Invasive plants are one of the strongest drivers of species extinctions. Biological control offers a sustainable and safe means of long-term population reduction of their target. Herbivores introduced for the control of invasive plants interact with the native community in addition to the top-down control they exert on their host plant. Frequently this results in their reduced efficacy, but they may also interact in non-direct pathways such as apparent competition between shared parasitoids. Waterhyacinth (Eichhornia crassipes) is perhaps the world’s most invasive aquatic plant.

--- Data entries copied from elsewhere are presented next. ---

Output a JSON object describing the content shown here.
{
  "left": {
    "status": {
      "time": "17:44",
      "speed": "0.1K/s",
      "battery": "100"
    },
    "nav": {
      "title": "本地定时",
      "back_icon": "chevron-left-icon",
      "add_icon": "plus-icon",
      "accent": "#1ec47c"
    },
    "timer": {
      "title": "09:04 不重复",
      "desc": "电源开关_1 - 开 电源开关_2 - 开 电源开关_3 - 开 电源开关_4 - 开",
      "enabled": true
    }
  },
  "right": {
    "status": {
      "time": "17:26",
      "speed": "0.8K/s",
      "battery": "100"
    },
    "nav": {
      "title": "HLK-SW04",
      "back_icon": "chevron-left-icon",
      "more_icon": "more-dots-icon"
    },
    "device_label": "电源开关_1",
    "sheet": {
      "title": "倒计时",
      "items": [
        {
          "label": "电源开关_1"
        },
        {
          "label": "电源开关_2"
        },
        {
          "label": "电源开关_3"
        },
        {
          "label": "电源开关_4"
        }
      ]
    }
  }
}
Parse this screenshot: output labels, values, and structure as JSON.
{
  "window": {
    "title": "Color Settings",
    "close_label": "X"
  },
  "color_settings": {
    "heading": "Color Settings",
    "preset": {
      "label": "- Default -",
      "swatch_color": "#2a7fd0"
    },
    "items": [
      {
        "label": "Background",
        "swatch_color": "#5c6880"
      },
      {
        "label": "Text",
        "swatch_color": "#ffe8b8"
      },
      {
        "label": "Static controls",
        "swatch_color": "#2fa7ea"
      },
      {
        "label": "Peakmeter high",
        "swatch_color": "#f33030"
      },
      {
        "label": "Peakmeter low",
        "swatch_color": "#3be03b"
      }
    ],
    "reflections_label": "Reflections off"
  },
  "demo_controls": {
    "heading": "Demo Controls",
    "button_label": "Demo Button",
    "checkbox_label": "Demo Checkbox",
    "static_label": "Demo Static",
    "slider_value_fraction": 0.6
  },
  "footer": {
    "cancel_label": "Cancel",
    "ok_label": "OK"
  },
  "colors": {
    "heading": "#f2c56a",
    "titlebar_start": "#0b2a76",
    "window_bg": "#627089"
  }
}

Large-scale invasions impede travel by boats and aquatic vertebrates, and cause stagnant water suitable for Aedes mosquitoes. Megamelus scutellaris (Hemiptera: Delphacidae), a planthopper, was introduced in 2010 to Florida from Argentina for the control of waterhyacinth. This species can overlap in certain aquatic habitats with a native congener, M. davisi that feeds on Nuphar lutea. Both planthoppers are attacked by a stenophagous native egg parasitoid, the fairy wasp Kalopolynema ema (Hymenoptera: Mymaridae). To gauge whether M. scutellaris can provide a subsidy to K. ema that might produce apparent competition with M. davisi, we set up 1m x 1m plots of E. crassipes infested with M. scutellaris within ponds containing N. lutea, M. davisi and K. ema. We then measured parasitism of M. davisi on N. lutea and the abundance of K. ema at 1m, 5m, 10m, and 20m from E. crassipes for 11 consecutive months.
Results/Conclusions
We found no significant relationship between the distance from E. crassipes and associated M. scutellaris and the incidence of parasitism in M. davisi. Although K. ema utilized M. scutellaris during this study, our data indicated that biotic resistance from K. ema is reducing M. scutellaris populations, rather than M. scutellaris providing a subsidy capable of causing apparent competition with M. davisi via a shared parasitoid.